Embora seja improvável que o aparato diplomático de Teerã não tenha conhecimento das consequências do acordo, provavelmente está esperando para ver os resultados das gestões do “campo” e da “diplomacia”. Mesmo que a data de venda ou mesmo do transporte dos UAVs não tenha sido comprovada, as seguintes consequências já se apresentam para o Irã:

  • A opinião pública mundial, que assumiu uma posição clara em relação à agressão da Rússia, também se posicionou contra esta questão. Esta pode ser considerada a maior consequência para o Irã, pois pode preparar a opinião pública para qualquer outra atitude contra o Irã;
  • A opinião pública interna do Irã, que hoje se considera pacifista, está se distanciando ainda mais do governo com este incidente, considerando que, por mais de 50 dias, muitas cidades no Irã foram palco de protestos;
  • A União Europeia deve impor novas sanções contra o Irã; o chanceler alemão anunciou uma lista recentemente, e parece provável que os ministros das Relações Exteriores da União Europeia decidam sobre ela em sua próxima reunião em 14 de novembro;
  • A tensão nas relações diplomáticas entre Irã e Ucrânia, que gradualmente havia esfriado, aumentou a ponto de se transformar em disputa verbal. Há alguns dias, Zelensky disse que o Irã mentiu, em resposta às declarações do ministro das Relações Exteriores iraniano, Hossein Amir Abdolhiyan, que afirmou que Teerã havia fornecido à Moscou um pequeno número de drones antes da guerra na Ucrânia. Além disso, o chanceler da Ucrânia, Dmytro Kuleba, também disse que a resposta da Ucrânia seria “realmente brutal”. Autoridades iranianas também responderam a essas ameaças;
  • Acusar Teerã de apoiar a Rússia agressora levará a uma nova onda de fobia iraniana entre os vizinhos do Irã, especialmente entre os países árabes.

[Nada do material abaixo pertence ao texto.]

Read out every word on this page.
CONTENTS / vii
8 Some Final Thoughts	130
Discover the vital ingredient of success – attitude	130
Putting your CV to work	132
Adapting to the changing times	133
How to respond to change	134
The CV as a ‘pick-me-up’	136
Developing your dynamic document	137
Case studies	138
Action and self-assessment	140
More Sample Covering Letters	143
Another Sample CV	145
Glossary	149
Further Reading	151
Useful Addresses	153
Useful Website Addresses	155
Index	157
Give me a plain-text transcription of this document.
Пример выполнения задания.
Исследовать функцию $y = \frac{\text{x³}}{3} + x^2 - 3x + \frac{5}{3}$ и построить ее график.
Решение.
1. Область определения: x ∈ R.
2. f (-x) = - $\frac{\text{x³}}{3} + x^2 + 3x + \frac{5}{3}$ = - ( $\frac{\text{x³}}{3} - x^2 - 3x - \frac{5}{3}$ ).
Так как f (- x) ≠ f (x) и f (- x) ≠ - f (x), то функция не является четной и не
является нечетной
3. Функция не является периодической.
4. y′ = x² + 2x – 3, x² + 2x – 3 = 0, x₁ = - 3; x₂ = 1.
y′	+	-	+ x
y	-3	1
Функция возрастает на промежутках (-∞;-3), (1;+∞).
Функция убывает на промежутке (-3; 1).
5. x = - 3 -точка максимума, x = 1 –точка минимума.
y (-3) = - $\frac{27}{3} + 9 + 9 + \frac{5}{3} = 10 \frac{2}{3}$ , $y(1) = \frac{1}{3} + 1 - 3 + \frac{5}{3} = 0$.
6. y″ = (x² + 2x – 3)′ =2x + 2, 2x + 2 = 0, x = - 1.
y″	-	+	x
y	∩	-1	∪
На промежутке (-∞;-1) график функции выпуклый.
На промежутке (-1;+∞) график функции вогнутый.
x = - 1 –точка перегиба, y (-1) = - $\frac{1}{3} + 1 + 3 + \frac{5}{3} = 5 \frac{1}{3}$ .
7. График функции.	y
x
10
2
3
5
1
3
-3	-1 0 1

Esses países melhoraram suas relações com Israel depois de sessenta anos devido a essas preocupações, e apoiam os militares de Israel porque isso os protegeria contra possíveis movimentos futuros do Irã;
  • Se for comprovado que o acordo foi feito depois do início da guerra na Ucrânia, isso pode ter consequências maiores. Neste caso, o assunto será adaptado às disposições da Resolução 2231, e é provável que a interpretação ocorra de forma a acusar o Irã de violar tais disposições. Isso poderia levar a pesados custos para o Irã, que atualmente está em condições econômicas difíceis devido às sanções e sua situação se tornaria ainda mais complicada.